My Plan of attack for shopping on a budget
Plan, plan, plan!
This is vital. It doesn’t have to be a full and detailed menu, just a skeleton of what type of meals you plan to cook in the week. Remember: a good meal plan always starts with what you already have in.
This could mean a variety of things. Don’t shop hungry, shop without the kids, don’t veer off the path and into that section with “interesting but unnecessary items”. It could also mean “avoid nipping into the expensive after- hours convenience store for a loaf of bread that costs much more in here than it does elsewhere”. Just be sensible.
Use a list
Stick to it.
Look for specials/bulk buys
- Not all specials are the cheap and nasty “ready meal” and nutritionally poor varieties. Have a good look to see what is around. Don’t be shy about using “value” products. You can be selective, some “value” products are even better than big brand name varieties.
- With bulk buying, your freezer could become your best friend.. Bread on special? I’ll have two thanks (freezer time). Bulk buying for non freeze items can work too. Larger bags of rice, pasta, oats and dried beans/pulses can be far more economical over time.
- If you have a large group of friends or family, you could even pool resources and buy as a co-op. I’ve seen a few groups buying large bulk packets of foods which they then divide up. Fantastic idea.
Rethink your portions
Used to buying large quantities of meat to feed the family? Think about just how much you really need. You may find that you can get away with much smaller amounts of the pricey stuff with reducing portions or bulking meals up with things like lentils/pulses and vegetables.
Do your homework
If you have the time, check out the supermarkets web sites or brochures ahead of time to compare prices and to see what is on special.
Think seasonal/try something different
You may be used to using your favourite vegetables or fruit but if you see a different one looking like it’s a bargain as it’s in season, give it a go. Look on it as a challenge to try something new and different. This applies to fish/meats as well.
Try local markets/butchers
We have discovered that our local fruit and vegetable market is considerably cheaper than buying at the supermarket. It’s a fun Sunday morning out as well.
Make it yourself
Home- made can be a lot cheaper and you can make bulk portions so that you can get a few meals out of a single purchase. If you are packing kids’ lunches, it can be far more economical to make home- made than to buy pre packaged morning tea snacks. This applies to breakfast cereals too.
Build up a store cupboard
If you build yourself a store cupboard with essential dry goods, you will always have something available for “emergency meals” during lean times. What is the old saying? If you have a tin of tuna in the cupboard, you always have a meal. Frozen vegetables are good to keep in emergencies too.
Use your leftovers
Don’t let food go to waste. Think of ways to make a new meal out of your leftovers. We always have leftover night once a week in our family. Fried rice is a great meal for using leftovers. You can pretty much use most leftovers – soups are also great for this.

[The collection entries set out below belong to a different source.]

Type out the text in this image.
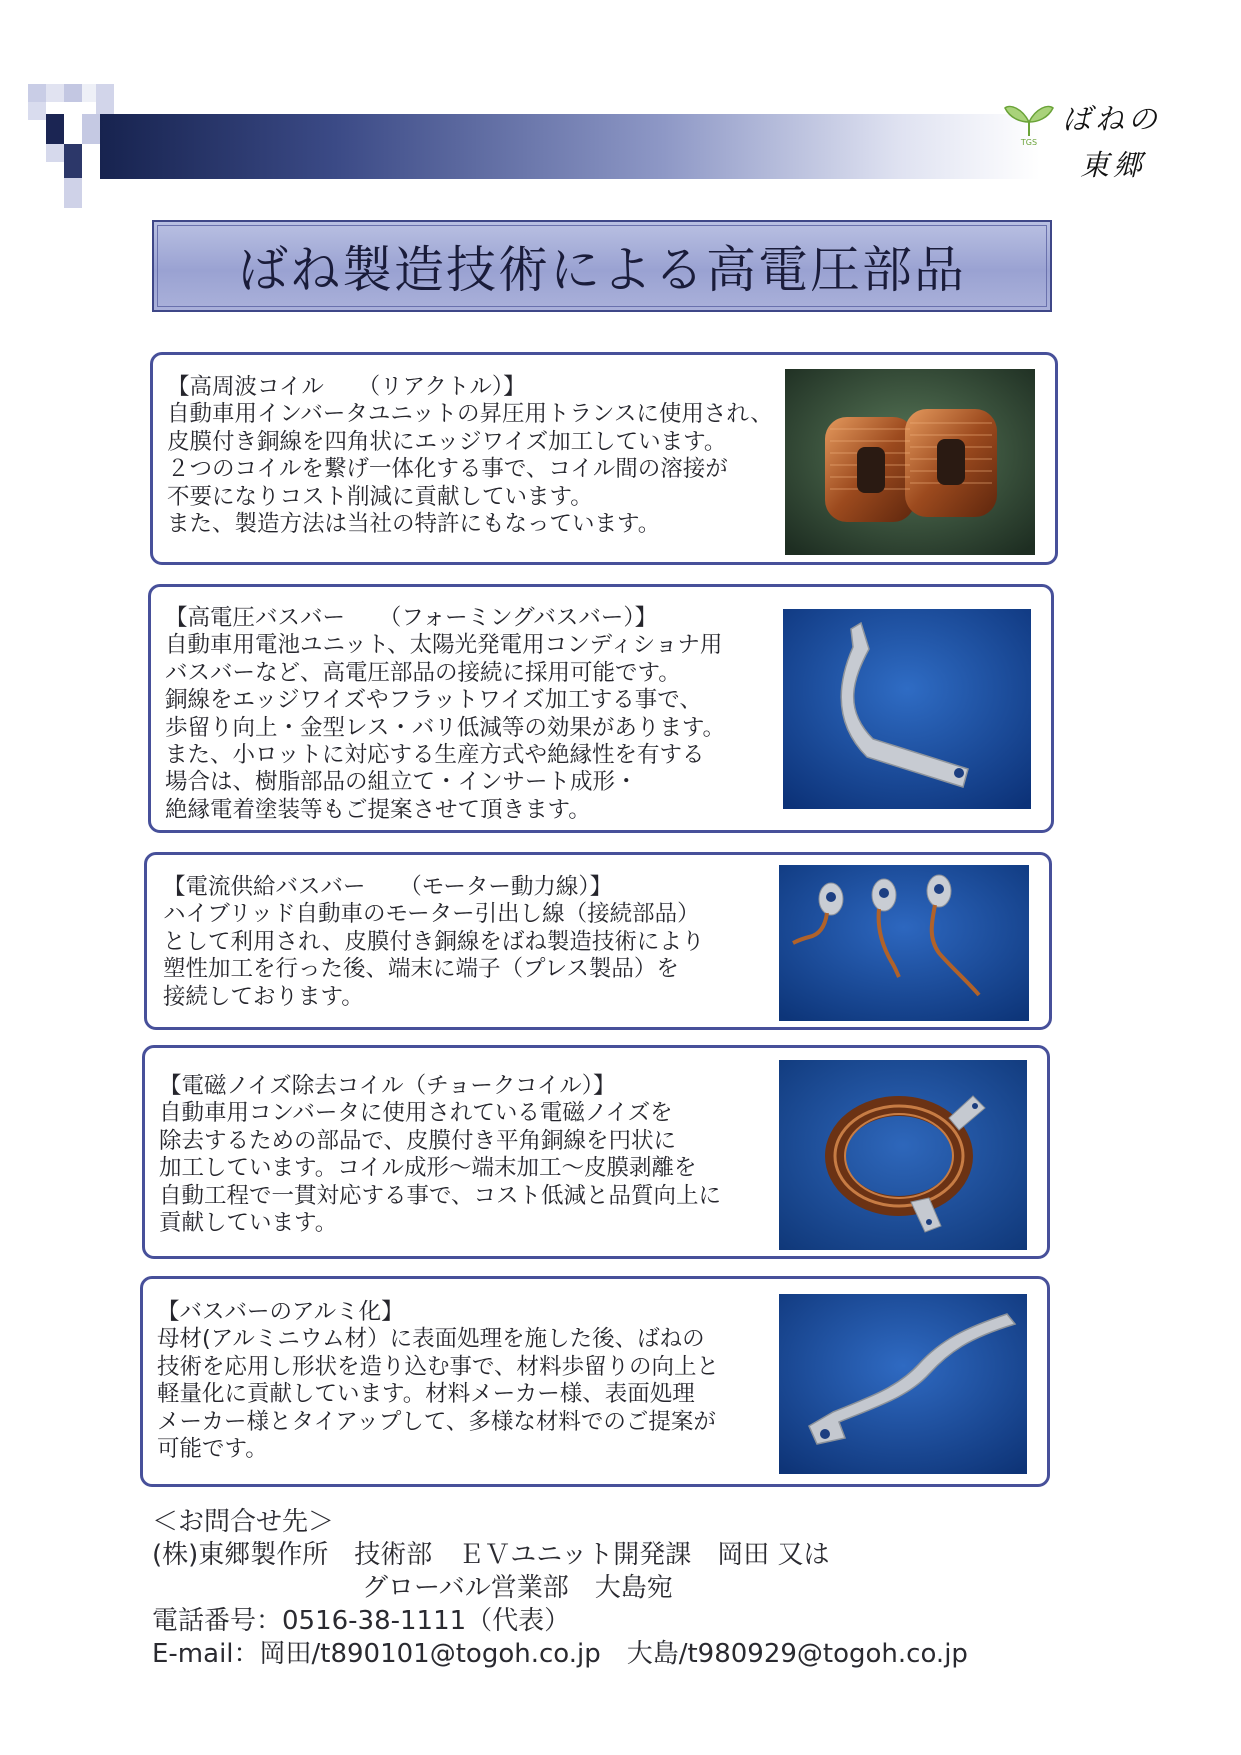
TGS
ばねの
東郷
ばね製造技術による高電圧部品
【高周波コイル　　（リアクトル）】
自動車用インバータユニットの昇圧用トランスに使用され、
皮膜付き銅線を四角状にエッジワイズ加工しています。
２つのコイルを繋げ一体化する事で、コイル間の溶接が
不要になりコスト削減に貢献しています。
また、製造方法は当社の特許にもなっています。
【高電圧バスバー　　（フォーミングバスバー）】
自動車用電池ユニット、太陽光発電用コンディショナ用
バスバーなど、高電圧部品の接続に採用可能です。
銅線をエッジワイズやフラットワイズ加工する事で、
歩留り向上・金型レス・バリ低減等の効果があります。
また、小ロットに対応する生産方式や絶縁性を有する
場合は、樹脂部品の組立て・インサート成形・
絶縁電着塗装等もご提案させて頂きます。
【電流供給バスバー　　（モーター動力線）】
ハイブリッド自動車のモーター引出し線（接続部品）
として利用され、皮膜付き銅線をばね製造技術により
塑性加工を行った後、端末に端子（プレス製品）を
接続しております。
【電磁ノイズ除去コイル（チョークコイル）】
自動車用コンバータに使用されている電磁ノイズを
除去するための部品で、皮膜付き平角銅線を円状に
加工しています。コイル成形～端末加工～皮膜剥離を
自動工程で一貫対応する事で、コスト低減と品質向上に
貢献しています。
【バスバーのアルミ化】
母材(アルミニウム材）に表面処理を施した後、ばねの
技術を応用し形状を造り込む事で、材料歩留りの向上と
軽量化に貢献しています。材料メーカー様、表面処理
メーカー様とタイアップして、多様な材料でのご提案が
可能です。
＜お問合せ先＞
(株)東郷製作所　技術部　ＥＶユニット開発課　岡田 又は
グローバル営業部　大島宛
電話番号：0516-38-1111（代表）
E-mail：岡田/t890101@togoh.co.jp　大島/t980929@togoh.co.jp
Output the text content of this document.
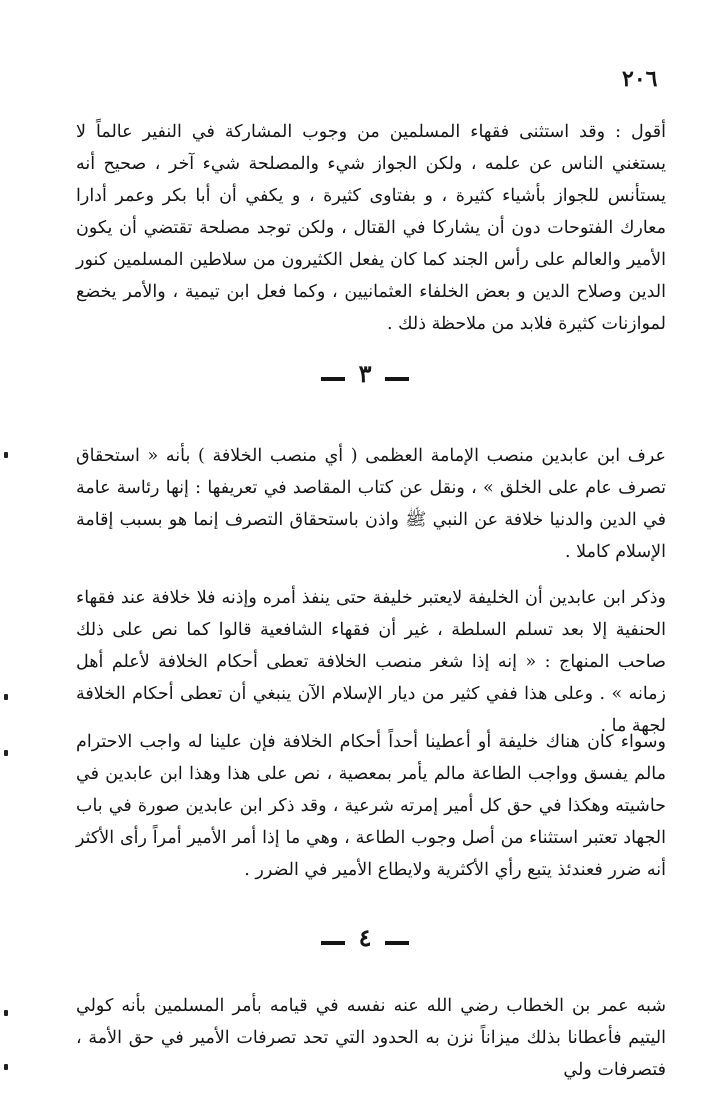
٢٠٦

أقول : وقد استثنى فقهاء المسلمين من وجوب المشاركة في النفير عالماً لا يستغني الناس عن علمه ، ولكن الجواز شيء والمصلحة شيء آخر ، صحيح أنه يستأنس للجواز بأشياء كثيرة ، و بفتاوى كثيرة ، و يكفي أن أبا بكر وعمر أدارا معارك الفتوحات دون أن يشاركا في القتال ، ولكن توجد مصلحة تقتضي أن يكون الأمير والعالم على رأس الجند كما كان يفعل الكثيرون من سلاطين المسلمين كنور الدين وصلاح الدين و بعض الخلفاء العثمانيين ، وكما فعل ابن تيمية ، والأمر يخضع لموازنات كثيرة فلابد من ملاحظة ذلك .

٣

عرف ابن عابدين منصب الإمامة العظمى ( أي منصب الخلافة ) بأنه « استحقاق تصرف عام على الخلق » ، ونقل عن كتاب المقاصد في تعريفها : إنها رئاسة عامة في الدين والدنيا خلافة عن النبي ﷺ واذن باستحقاق التصرف إنما هو بسبب إقامة الإسلام كاملا .

وذكر ابن عابدين أن الخليفة لايعتبر خليفة حتى ينفذ أمره وإذنه فلا خلافة عند فقهاء الحنفية إلا بعد تسلم السلطة ، غير أن فقهاء الشافعية قالوا كما نص على ذلك صاحب المنهاج : « إنه إذا شغر منصب الخلافة تعطى أحكام الخلافة لأعلم أهل زمانه » . وعلى هذا ففي كثير من ديار الإسلام الآن ينبغي أن تعطى أحكام الخلافة لجهة ما .

وسواء كان هناك خليفة أو أعطينا أحداً أحكام الخلافة فإن علينا له واجب الاحترام مالم يفسق وواجب الطاعة مالم يأمر بمعصية ، نص على هذا وهذا ابن عابدين في حاشيته وهكذا في حق كل أمير إمرته شرعية ، وقد ذكر ابن عابدين صورة في باب الجهاد تعتبر استثناء من أصل وجوب الطاعة ، وهي ما إذا أمر الأمير أمراً رأى الأكثر أنه ضرر فعندئذ يتبع رأي الأكثرية ولايطاع الأمير في الضرر .

٤

شبه عمر بن الخطاب رضي الله عنه نفسه في قيامه بأمر المسلمين بأنه كولي اليتيم فأعطانا بذلك ميزاناً نزن به الحدود التي تحد تصرفات الأمير في حق الأمة ، فتصرفات ولي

Other little tips for eating well on a budget:
- If you use a slow cooker, you can buy the cheapest cut of meat and it will cook well
- Freeze meats in small “one meal”portions.
- Long life or dried milk is good to keep for emergencies.
- Grow your own , if possible.
- Think about your recent shopping list. Which item is the most expensive? Could you do with another brand? Less of it? Analyse.
I am putting these into action. I’d love to hear any more tips or budgeting success stories if you have them!